38.1 Statistical Model

\[ \large y_{i} = \beta_0 + \beta_1 x_{1i} + \beta_2 x_{2i} + \beta_3 x_{1i}x_{2i} + \epsilon_{i} \]

\[ \large fm \leftarrow lm(SBP \sim BMI + DM + BMI:DM, \space data=BP) \]

\[ \large anova(fm) \]

Df Sum Sq Mean Sq F value Pr(>F)
BMI 1 15103.0386 15103.0386 5883.969 0
DM 1 2168.0726 2168.0726 844.656 0
BMI:DM 1 340.9495 340.9495 132.830 0
Residuals 496 1273.1384 2.5668 NA NA
Total 499 18885.1991 NA NA NA


38.2 Estimates: Effects

\[ \large summary(fm) \]

Estimate Std. Error t value Pr(>|t|)
(Intercept) 45.0607 1.2267 36.7343 0
BMI 2.1929 0.0491 44.6911 0
DM2 -15.6132 1.7223 -9.0655 0
BMI:DM2 0.7917 0.0687 11.5252 0


38.3 Estimates: Effects with centered variables

BP <- read.csv('data/BP.csv')

BP$cBMI <- scale(BP$BMI, center=mean(BP$BMI), scale=1)

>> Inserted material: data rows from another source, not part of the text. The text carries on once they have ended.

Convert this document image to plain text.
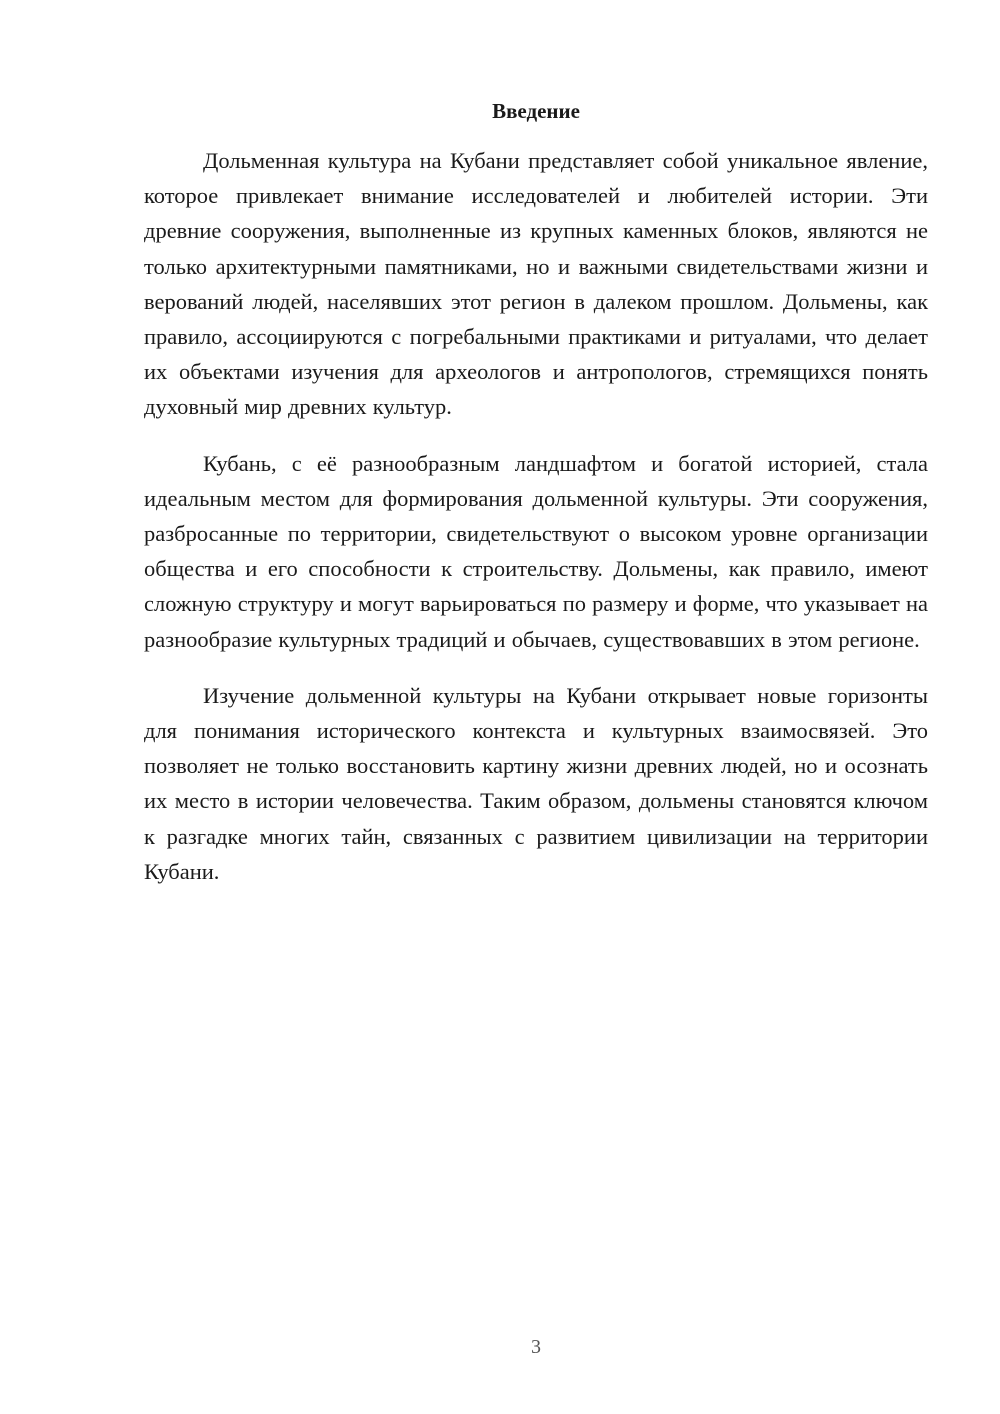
Введение

Дольменная культура на Кубани представляет собой уникальное явление, которое привлекает внимание исследователей и любителей истории. Эти древние сооружения, выполненные из крупных каменных блоков, являются не только архитектурными памятниками, но и важными свидетельствами жизни и верований людей, населявших этот регион в далеком прошлом. Дольмены, как правило, ассоциируются с погребальными практиками и ритуалами, что делает их объектами изучения для археологов и антропологов, стремящихся понять духовный мир древних культур.

Кубань, с её разнообразным ландшафтом и богатой историей, стала идеальным местом для формирования дольменной культуры. Эти сооружения, разбросанные по территории, свидетельствуют о высоком уровне организации общества и его способности к строительству. Дольмены, как правило, имеют сложную структуру и могут варьироваться по размеру и форме, что указывает на разнообразие культурных традиций и обычаев, существовавших в этом регионе.

Изучение дольменной культуры на Кубани открывает новые горизонты для понимания исторического контекста и культурных взаимосвязей. Это позволяет не только восстановить картину жизни древних людей, но и осознать их место в истории человечества. Таким образом, дольмены становятся ключом к разгадке многих тайн, связанных с развитием цивилизации на территории Кубани.

3
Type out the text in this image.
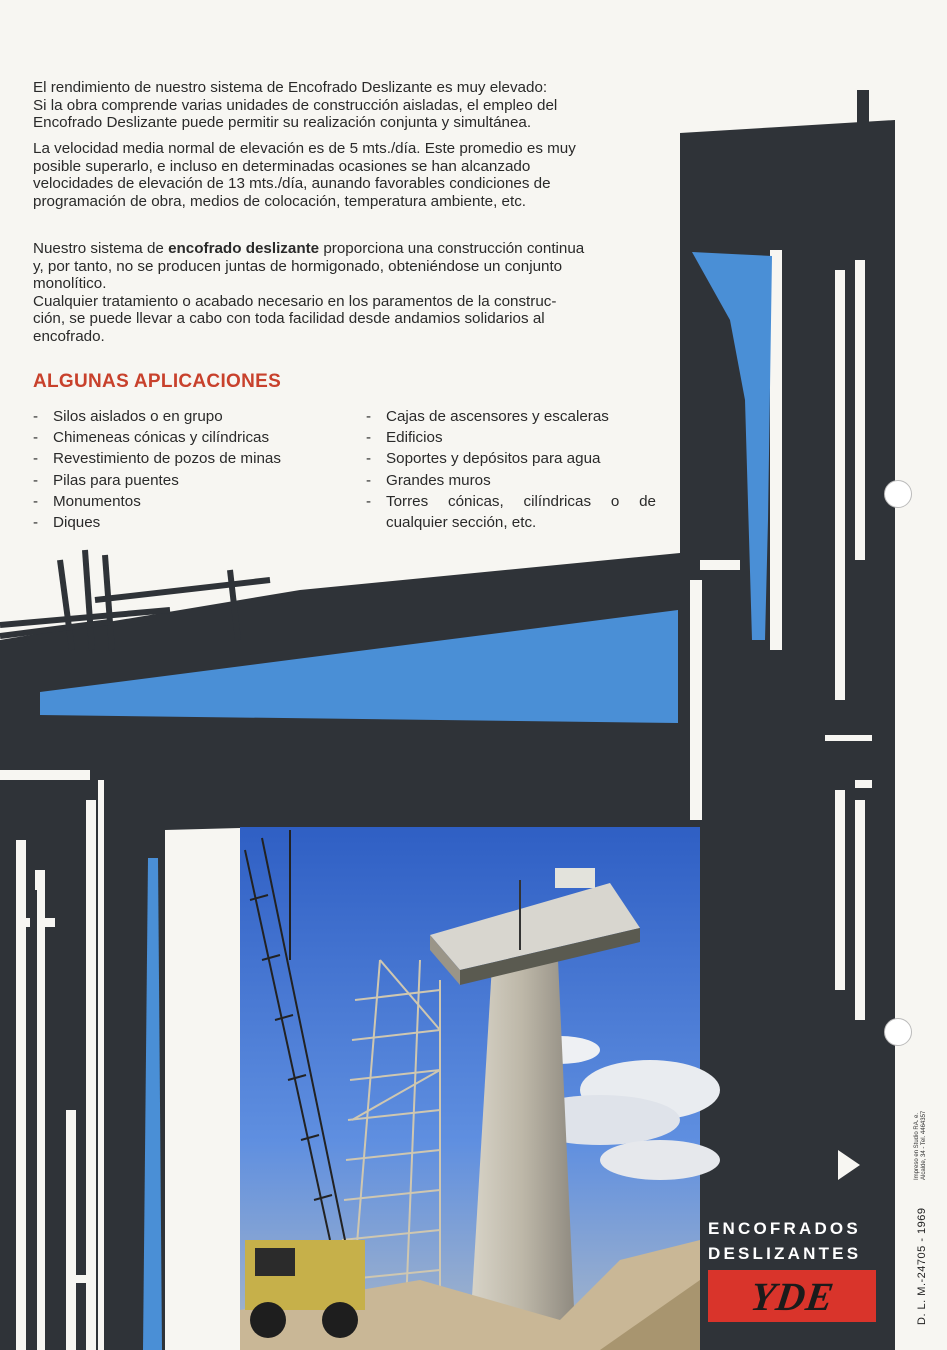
El rendimiento de nuestro sistema de Encofrado Deslizante es muy elevado:
Si la obra comprende varias unidades de construcción aisladas, el empleo del
Encofrado Deslizante puede permitir su realización conjunta y simultánea.
La velocidad media normal de elevación es de 5 mts./día. Este promedio es muy
posible superarlo, e incluso en determinadas ocasiones se han alcanzado
velocidades de elevación de 13 mts./día, aunando favorables condiciones de
programación de obra, medios de colocación, temperatura ambiente, etc.
Nuestro sistema de encofrado deslizante proporciona una construcción continua
y, por tanto, no se producen juntas de hormigonado, obteniéndose un conjunto
monolítico.
Cualquier tratamiento o acabado necesario en los paramentos de la construc-
ción, se puede llevar a cabo con toda facilidad desde andamios solidarios al
encofrado.
ALGUNAS APLICACIONES
- Silos aislados o en grupo
- Chimeneas cónicas y cilíndricas
- Revestimiento de pozos de minas
- Pilas para puentes
- Monumentos
- Diques
- Cajas de ascensores y escaleras
- Edificios
- Soportes y depósitos para agua
- Grandes muros
- Torres cónicas, cilíndricas o de cualquier sección, etc.
ENCOFRADOS
DESLIZANTES
YDE	D. L. M.-24705 - 1969
Impreso en Studio RA. e. Alcalde, 34 - Tel. 4464357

fm <- lm(SBP ~ cBMI + DM + cBMI:DM, data=BP)

\[ \large summary(fm) \]

Estimate Std. Error t value Pr(>|t|)
(Intercept) 95.6879 0.2270 421.5444 0
cBMI 1.4012 0.1093 12.8229 0
DM 4.1688 0.1434 29.0730 0
cBMI:DM 0.7917 0.0687 11.5252 0


38.4 Plot

Note the difference in slopes due to BMI for Non-Diabetic and Diabetic conditions. The model outcomes also suggest that the difference in slopes for two levels of Diabetic conditions is statistically significant. At this stage, however, we need to investigate the model further along with other predictors. The green dashed vertical lines shows the mean BMI of the population.